Si la réunion dans le titre de deux combats souvent séparés étonne, nous verrons qu’elle a dans l’esprit de l’auteur beaucoup de sens.

Stambul commence par rappeler que durant une première période –de loin la plus longue : au moins dix-huit siècles-- “la question juive” est déterminée par les interdits édictés par les religions chrétiennes et assumés par les monarchies en Europe. C’est l’antijudaïsme avec son cortège de ségrégations, de persécutions et de massacres (pogroms). Dans les contrées dominées par l’Islam, les juifs sont tenus à part, comme les différentes nuances de chrétiens, mais non persécutés.

Il souligne que le mot “antisémitisme ” apparaît au dix-neuvième siècle sous la plume de Wilhelm Marr (1819-1904) en même temps que les premières théories racialistes et que l’émergence du concept de Nation, nation parfois voulue “ethniquement pure” !

Suivant en cela l’historien Marc Bloch et les travaux de nombreux historiens, y compris israéliens, Stambul note que «Les Juifs d’aujourd’hui ne descendent pas en général des judéens de l’Antiquité. Ils sont majoritairement descendants de convertis de différentes époques et de différentes régions

C’est en réaction à l’antisémitisme que naît le mouvement sioniste à la fin du XIXème siècle, qui prône la séparation des juifs et des non juifs, et l’installation des premiers sur une terre dont les habitants ne seront pas “colonisés”, mais expulsés.

Plus complémentaires qu'opposés.

Sionistes et antisémites apparaissent au regard de l’histoire davantage comme complémentaires que comme opposés. Edouard Drumont, “Père” de l’antisémitisme racial français, écrit, à propos du projet sioniste : «Les Juifs font notre bonheur en faisant le leur» et l’empereur allemand Guillaume II (que Théodore Herzl rencontrera deux fois), écrit ces mots : «Laissez les youpins aller en Palestine, le plus tôt sera le mieux».

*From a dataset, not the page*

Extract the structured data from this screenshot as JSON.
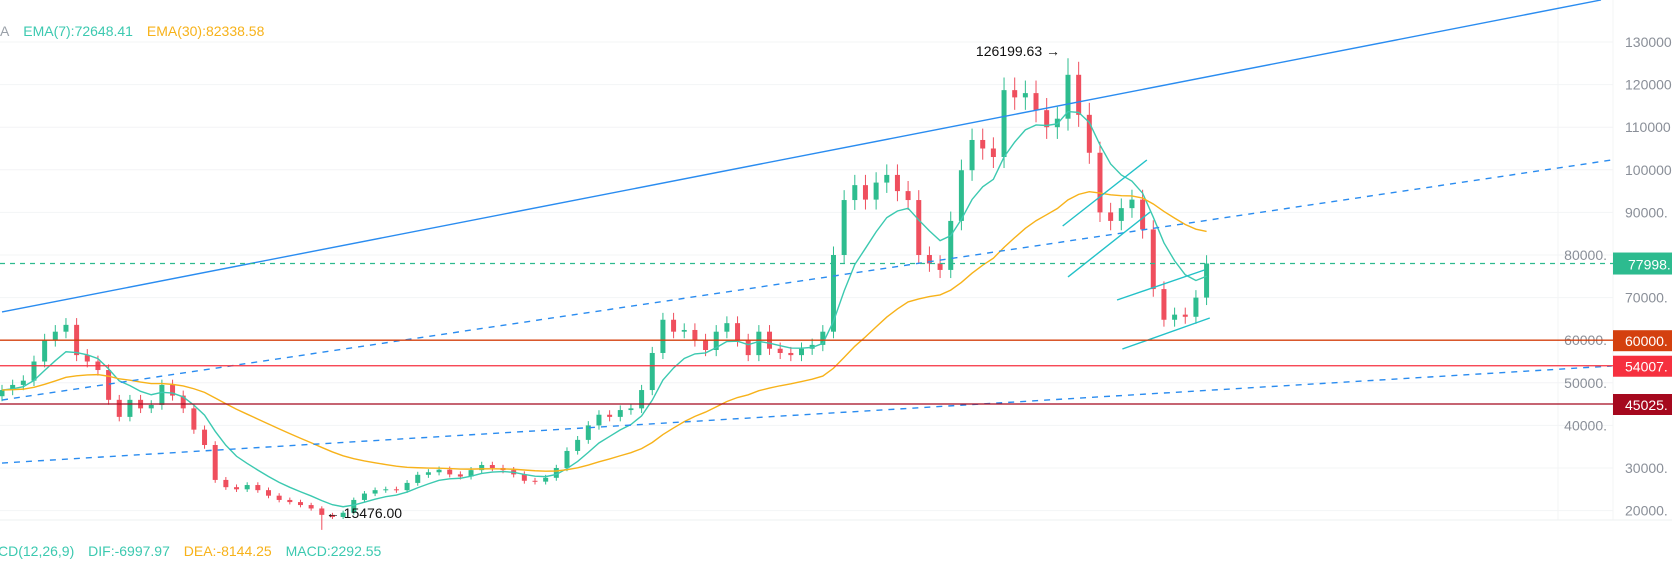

La partie dite “révisionniste” du sionisme, raciste et fasciste, qui domine aujourd’hui la politique israélienne (Begin, Shamir, Nétanyahou...) était déjà, il y a un siècle, vantée par Mussolini en la personne de Jabotinsky (dont le père de Nétanyahou était le secrétaire), et ceci éclaire la parfaite bonne entente des dirigeants actuels de l’état d’Israël avec de fieffés antisémites déclarés comme Viktor Orban. Les églises évangéliques politiquement situées à l’extrême-droite (elles ont soutenu Trump, Bolsonaro et bien d’autres) sont les plus ardents supporters des gouvernements israéliens. Pourtant, elles n’ont pas renoncé à l’antisémitisme puisque selon leur plan, tous les juifs du monde doivent venir en Israël et se convertir au christianisme … ou être annihilés.

La conquête sioniste en Palestine dans les années 1940 et suivantes a justifié beaucoup de crimes, à commencer par l’expulsion de la grande majorité de la population autochtone C’est à ce moment, dit Stambul, que les sionistes inventent « la belle histoire » des Juifs qui rentrent chez eux après 2000 ans d’exil…

Durant la seconde guerre mondiale, tandis que les nazis mettent en œuvre la “solution finale”, occupent la majeure partie de l’Europe et projettent d’en finir avec leur principal adversaire, le Royaume Uni, les sionistes, conquérant la Palestine sous mandat britannique, combattent, eux, des anglais.

L’auteur dit que aujourd’hui, avec la loi “Israël, État-nation du peuple juif”, le doute n’est plus permis : «ce qui se fait là-bas au nom des Juifs (…) n’a rien à voir avec l’histoire, la mémoire et les identités juives».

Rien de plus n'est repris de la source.